2 This allows the bearer to transfer onto a seperate municipal bus system at the end of their Metro Rail journey. It does not, as I eventually determined, have anything to do with public transit in San Francisco.
3 I know that the Los Angeles subway is built to survive powerful earthquakes, and that it can be safer to be under the ground than above it during one. That doesn't exactly reassure my idiot reptile brain.
4 I think that the recent shutdown of part of the Toronto subway due to a street repair crew accidentally digging through the tunnel roof without realizing it was there vindicates my impression of Toronto as maintaining a somewhat shallow system.
5 The Metro Orange Line seems to use the same set of voices, but as it is officially listed by LACMTA as part of the Metro Liner system independent of Metro Rail, it does not count. Nyah.
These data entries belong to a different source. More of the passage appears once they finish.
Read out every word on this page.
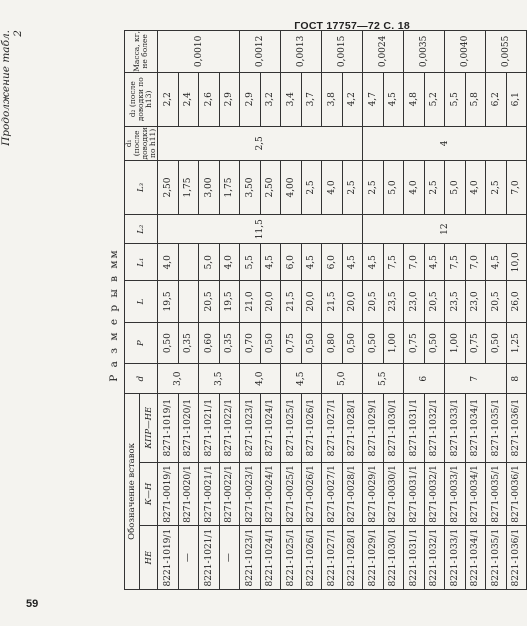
ГОСТ 17757—72 С. 18
Продолжение табл. 2
Р а з м е р ы в мм
Обозначение вставок			d	P	L	L₁	L₂	L₃	d₁ (после доводки по h11)	d₂ (после доводки по h13)	Масса, кг, не более
НЕ	К—Н	КПР—НЕ									
8221-1019/1	8271-0019/1	8271-1019/1	3,0	0,50	19,5	4,0	11,5	2,50	2,5	2,2	0,0010
—	8271-0020/1	8271-1020/1		0,35				1,75		2,4	
8221-1021/1	8271-0021/1	8271-1021/1	3,5	0,60	20,5	5,0		3,00		2,6	
—	8271-0022/1	8271-1022/1		0,35	19,5	4,0		1,75		2,9	
8221-1023/1	8271-0023/1	8271-1023/1	4,0	0,70	21,0	5,5		3,50		2,9	0,0012
8221-1024/1	8271-0024/1	8271-1024/1		0,50	20,0	4,5		2,50		3,2	
8221-1025/1	8271-0025/1	8271-1025/1	4,5	0,75	21,5	6,0		4,00		3,4	0,0013
8221-1026/1	8271-0026/1	8271-1026/1		0,50	20,0	4,5		2,5		3,7	
8221-1027/1	8271-0027/1	8271-1027/1	5,0	0,80	21,5	6,0		4,0		3,8	0,0015
8221-1028/1	8271-0028/1	8271-1028/1		0,50	20,0	4,5		2,5		4,2	
8221-1029/1	8271-0029/1	8271-1029/1	5,5	0,50	20,5	4,5	12	2,5	4	4,7	0,0024
8221-1030/1	8271-0030/1	8271-1030/1		1,00	23,5	7,5		5,0		4,5	
8221-1031/1	8271-0031/1	8271-1031/1	6	0,75	23,0	7,0		4,0		4,8	0,0035
8221-1032/1	8271-0032/1	8271-1032/1		0,50	20,5	4,5		2,5		5,2	
8221-1033/1	8271-0033/1	8271-1033/1	7	1,00	23,5	7,5		5,0		5,5	0,0040
8221-1034/1	8271-0034/1	8271-1034/1		0,75	23,0	7,0		4,0		5,8	
8221-1035/1	8271-0035/1	8271-1035/1		0,50	20,5	4,5		2,5		6,2	0,0055
8221-1036/1	8271-0036/1	8271-1036/1	8	1,25	26,0	10,0		7,0		6,1	
59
6 For the moment, at least. I've heard rumblings that LACMTA is going to start introducing fare-locked turnstiles soon to combat fare evasion. Evidently other people aren't as deterred by the prospect of being raked over the coals by a Los Angeles County Sheriff as I am.
7 If there's an actual name for these guys, please tell me what it is. I don't want to live in ignorance!
8 That assumes it has any. Something definitely is wrong with the world if Cleveland can support a subway system when cities like Dallas or Phoenix can't, or won't. Probably "won't," given the suburban patterns of development in Sun Belt cities.
9 Thankfully it's changed a bit since then. Seriously, though - Queen station and Downsview station might as well be part of completely different systems.